Mom’s gaze drops to her hands, and I don’t push the subject further. We aren’t going to bond over how useless we both are at being independent, functional human beings, but I’m also not going to give her too hard of a time. I’m still learning how to exist in a world without Dad’s guidance, too.

“Can you stay?” Mom asks so quietly, I almost second guess the question.

I raise an eyebrow at her, seeking clarity.

In what universe does my mother want me to impinge on her privacy?

She explains, “You shouldn’t be heading back out across town in this weather.

I’d feel more comfortable if you stayed here tonight. And Austin, too.”

As if summoned by his name, a gust of wind tears through the house when he returns back inside. He appears in the living room, soaked to the bone with a trail of rain on the floor behind him, hair completely sodden. “All sorted,” he announces.

“Here,” Mom says, hastily getting to her feet and pouring him a cup of coffee. “This ought to heat you up.”

“Oh, thanks, Mrs. McKinley, but I actually only drink decaf—”

“It is decaf,” she informs him, forcing the cup into his soaking hands.

“Gabrielle gave me the heads-up. Now please. Sit down and get out of that wet coat. Would you like a dry shirt? Zachary has lots of spare clothes here. Yes, you can borrow something of his. I’ll be right back!

” Mom whisks off up the marble staircase, leaving both Austin and me entirely flummoxed.

He collapses onto the couch next to me, his hand rubbing soothingly over my thigh. “What’s going on?”
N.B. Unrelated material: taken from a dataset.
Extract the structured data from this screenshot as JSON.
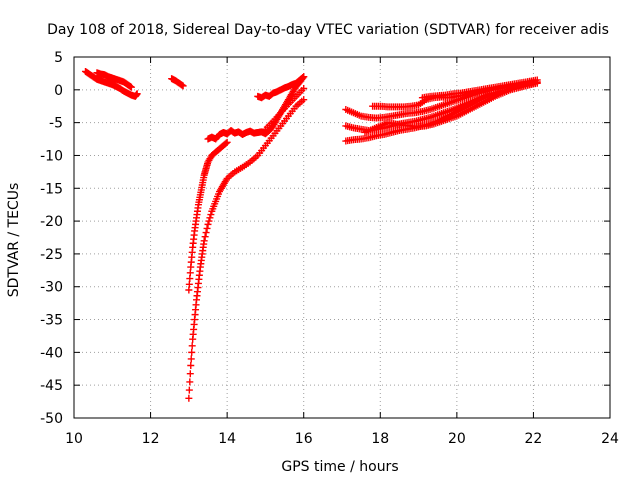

“I’m .?.?. really not sure. I think she may be—dare I say it—relieved to have you secure the house for her,” I say, and my features ache from being so contorted with puzzlement. I break out into an easy smile and turn my head sharply toward Austin. “So hey, what do you think of the house?”

Austin laughs and makes a grand display of looking around, nodding in appreciation at how perfectly maintained everything is while sipping his coffee. “It’s exactly how I used to imagine it would be. Rich people live here kind of vibes.”

“Do you like it?” I press, and Austin eyeballs me with suspicion.

“Yes .?.?.?”

“Good, because you’ve been invited for a slumber party!”

“You’re kidding.”

“Not kidding,” Mom says, waltzing back into the room with one of Zach’s old T-shirts. As she hands it to Austin, she sternly tells him, “You’ll be staying in the guest room, of course.”

“Of course,” Austin agrees, and I nuzzle my face into the damp sleeve of his shirt to hide my blushes.

It may have taken over a decade, but finally, finally, I’m getting that long overdue sleepover with my best friend.